It didn’t take long for the conventional wise guys of the media to jump on Sen. John Kerry (D-Mass) for speaking the truth, however awkwardly. But the media types didn’t bother looking where they were jumping.
Kerry, addressing a crowd of students, told them something they very well understand: “Education, if you make the most of it, you study hard, you do your homework and you make an effort to be smart, you can do well. If you don’t, you get stuck in Iraq.”
He said later he was aiming a barb at George Bush. But the Washington Post media column immediately bought the White House line that Kerry had disparaged the American troops. The Media column head was, “There He Goes Again,” echoing Ronald Reagan’s famous, but empty, line that killed Jimmy Carter in a debate. And the lead: “Will John Kerry do for the 2006 campaign what he did for the 2004 edition?”
The column seemed to hope for exactly that and found a covey of fluttering news colleagues and talking heads who also saw Kerry’s remark for more than it was. And, of course, the straight accounts told both sides of the story, leading with either Kerry’s apology or the non-veteran Bush unctuously defending his dying troops.

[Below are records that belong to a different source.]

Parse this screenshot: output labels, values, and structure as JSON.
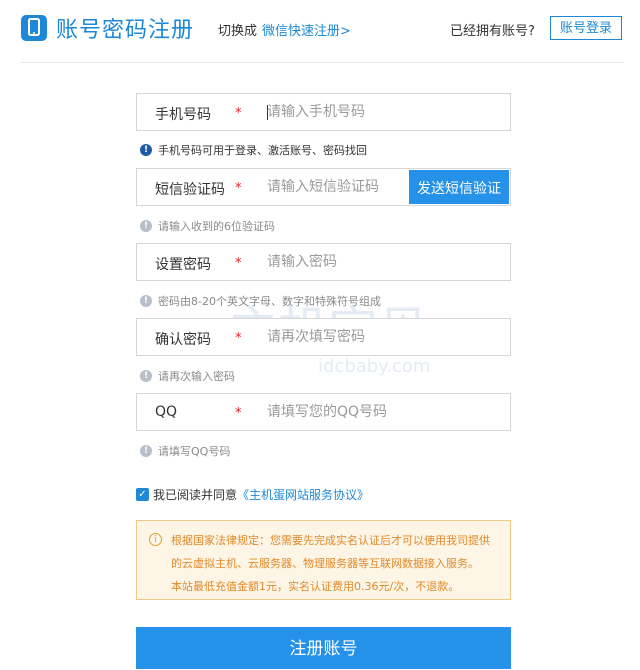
{
  "header": {
    "title": "账号密码注册",
    "switch_label": "切换成",
    "switch_link": "微信快速注册>",
    "has_account": "已经拥有账号?",
    "login_button": "账号登录"
  },
  "fields": [
    {
      "label": "手机号码",
      "required": "*",
      "placeholder": "请输入手机号码",
      "hint": "手机号码可用于登录、激活账号、密码找回"
    },
    {
      "label": "短信验证码",
      "required": "*",
      "placeholder": "请输入短信验证码",
      "button": "发送短信验证",
      "hint": "请输入收到的6位验证码"
    },
    {
      "label": "设置密码",
      "required": "*",
      "placeholder": "请输入密码",
      "hint": "密码由8-20个英文字母、数字和特殊符号组成"
    },
    {
      "label": "确认密码",
      "required": "*",
      "placeholder": "请再次填写密码",
      "hint": "请再次输入密码"
    },
    {
      "label": "QQ",
      "required": "*",
      "placeholder": "请填写您的QQ号码",
      "hint": "请填写QQ号码"
    }
  ],
  "hint_icon": "!",
  "agreement": {
    "checked": true,
    "check_glyph": "✓",
    "prefix": "我已阅读并同意",
    "link": "《主机蛋网站服务协议》"
  },
  "notice": {
    "icon": "i",
    "lines": [
      "根据国家法律规定：您需要先完成实名认证后才可以使用我司提供",
      "的云虚拟主机、云服务器、物理服务器等互联网数据接入服务。",
      "本站最低充值金额1元，实名认证费用0.36元/次，不退款。"
    ]
  },
  "submit_label": "注册账号",
  "watermark": {
    "main": "主机宝贝",
    "sub": "idcbaby.com"
  },
  "colors": {
    "accent": "#2591e8",
    "required": "#e02020",
    "notice_text": "#e08a2a"
  }
}
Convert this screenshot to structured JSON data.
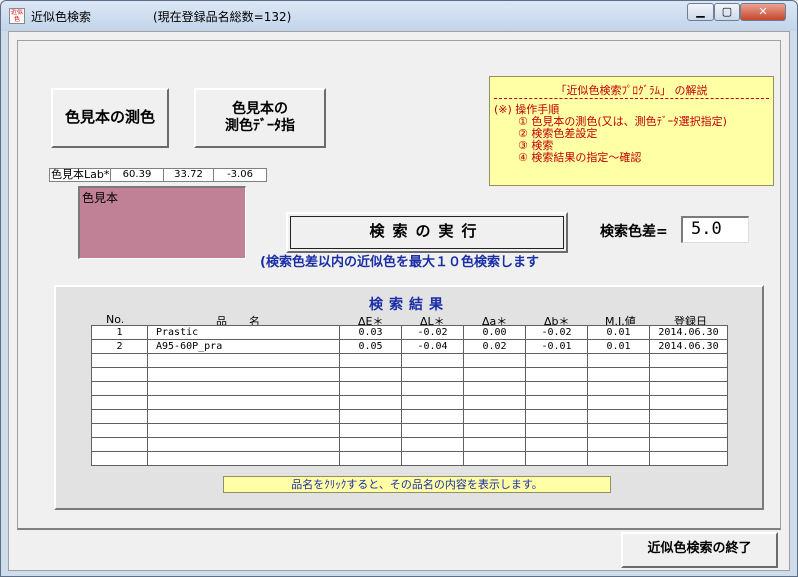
{
  "window": {
    "title": "近似色検索",
    "subtitle": "(現在登録品名総数=132)",
    "icon_text": "近似色",
    "minimize_glyph": "▁",
    "maximize_glyph": "▢",
    "close_glyph": "✕"
  },
  "buttons": {
    "measure": "色見本の測色",
    "data_line1": "色見本の",
    "data_line2": "測色ﾃﾞｰﾀ指",
    "search": "検索の実行",
    "end": "近似色検索の終了"
  },
  "lab": {
    "label": "色見本Lab*",
    "L": "60.39",
    "a": "33.72",
    "b": "-3.06"
  },
  "swatch": {
    "label": "色見本",
    "color": "#c08096"
  },
  "search_info": "(検索色差以内の近似色を最大１０色検索します",
  "tolerance": {
    "label": "検索色差=",
    "value": "5.0"
  },
  "help": {
    "title": "「近似色検索ﾌﾟﾛｸﾞﾗﾑ」 の解説",
    "heading": "(※) 操作手順",
    "steps": [
      "① 色見本の測色(又は、測色ﾃﾞｰﾀ選択指定)",
      "② 検索色差設定",
      "③ 検索",
      "④ 検索結果の指定～確認"
    ]
  },
  "results": {
    "title": "検索結果",
    "columns": [
      "No.",
      "品　　名",
      "ΔE＊",
      "ΔL＊",
      "Δa＊",
      "Δb＊",
      "M.I.値",
      "登録日"
    ],
    "rows": [
      [
        "1",
        "Prastic",
        "0.03",
        "-0.02",
        "0.00",
        "-0.02",
        "0.01",
        "2014.06.30"
      ],
      [
        "2",
        "A95-60P_pra",
        "0.05",
        "-0.04",
        "0.02",
        "-0.01",
        "0.01",
        "2014.06.30"
      ],
      [
        "",
        "",
        "",
        "",
        "",
        "",
        "",
        ""
      ],
      [
        "",
        "",
        "",
        "",
        "",
        "",
        "",
        ""
      ],
      [
        "",
        "",
        "",
        "",
        "",
        "",
        "",
        ""
      ],
      [
        "",
        "",
        "",
        "",
        "",
        "",
        "",
        ""
      ],
      [
        "",
        "",
        "",
        "",
        "",
        "",
        "",
        ""
      ],
      [
        "",
        "",
        "",
        "",
        "",
        "",
        "",
        ""
      ],
      [
        "",
        "",
        "",
        "",
        "",
        "",
        "",
        ""
      ],
      [
        "",
        "",
        "",
        "",
        "",
        "",
        "",
        ""
      ]
    ],
    "hint": "品名をｸﾘｯｸすると、その品名の内容を表示します。"
  }
}
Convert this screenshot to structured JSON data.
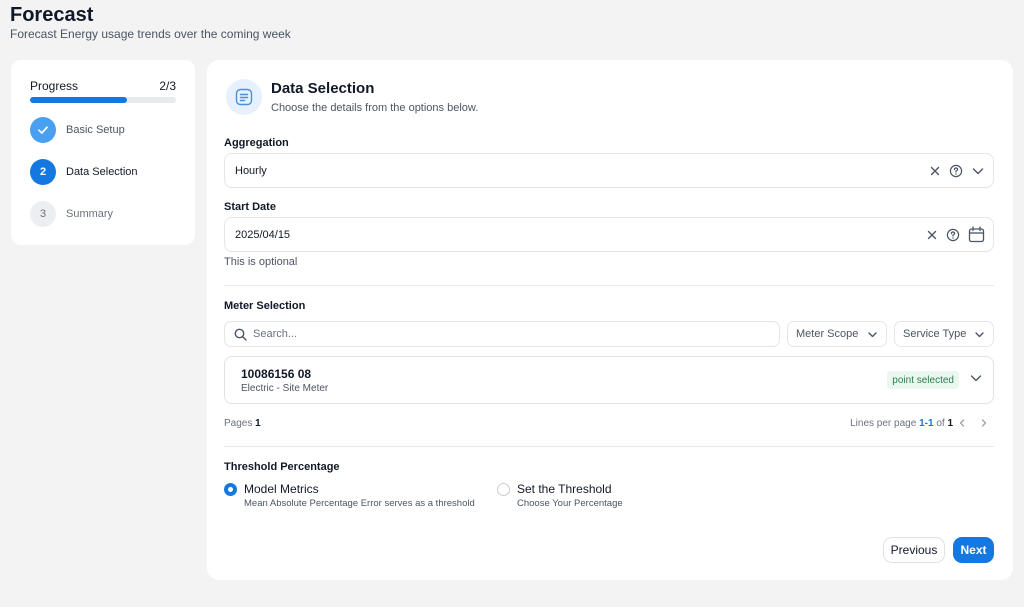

But does anyone remember the kind of kids recruited out of high school by the Marines for this war as depicted in Michael Moore’s Fahrenheit 911? A search of Google found a 2004 study showing that more 20-year-olds have died in Iraq than any other age group; surely they had little chance to go to college. Other studies say the average age for those killed in Iraq is 27, relatively old, because many were in the National Guard to make a little extra money. As in Vietnam, about 13 percent were black. I think they would rather be in a classroom.
Finally, my colleagues might have pointed out that most of the men and women in this administration and Congress who sent these young people to their deaths, from Vice-President Cheney on down, used educational deferments to stay out of harm’s way.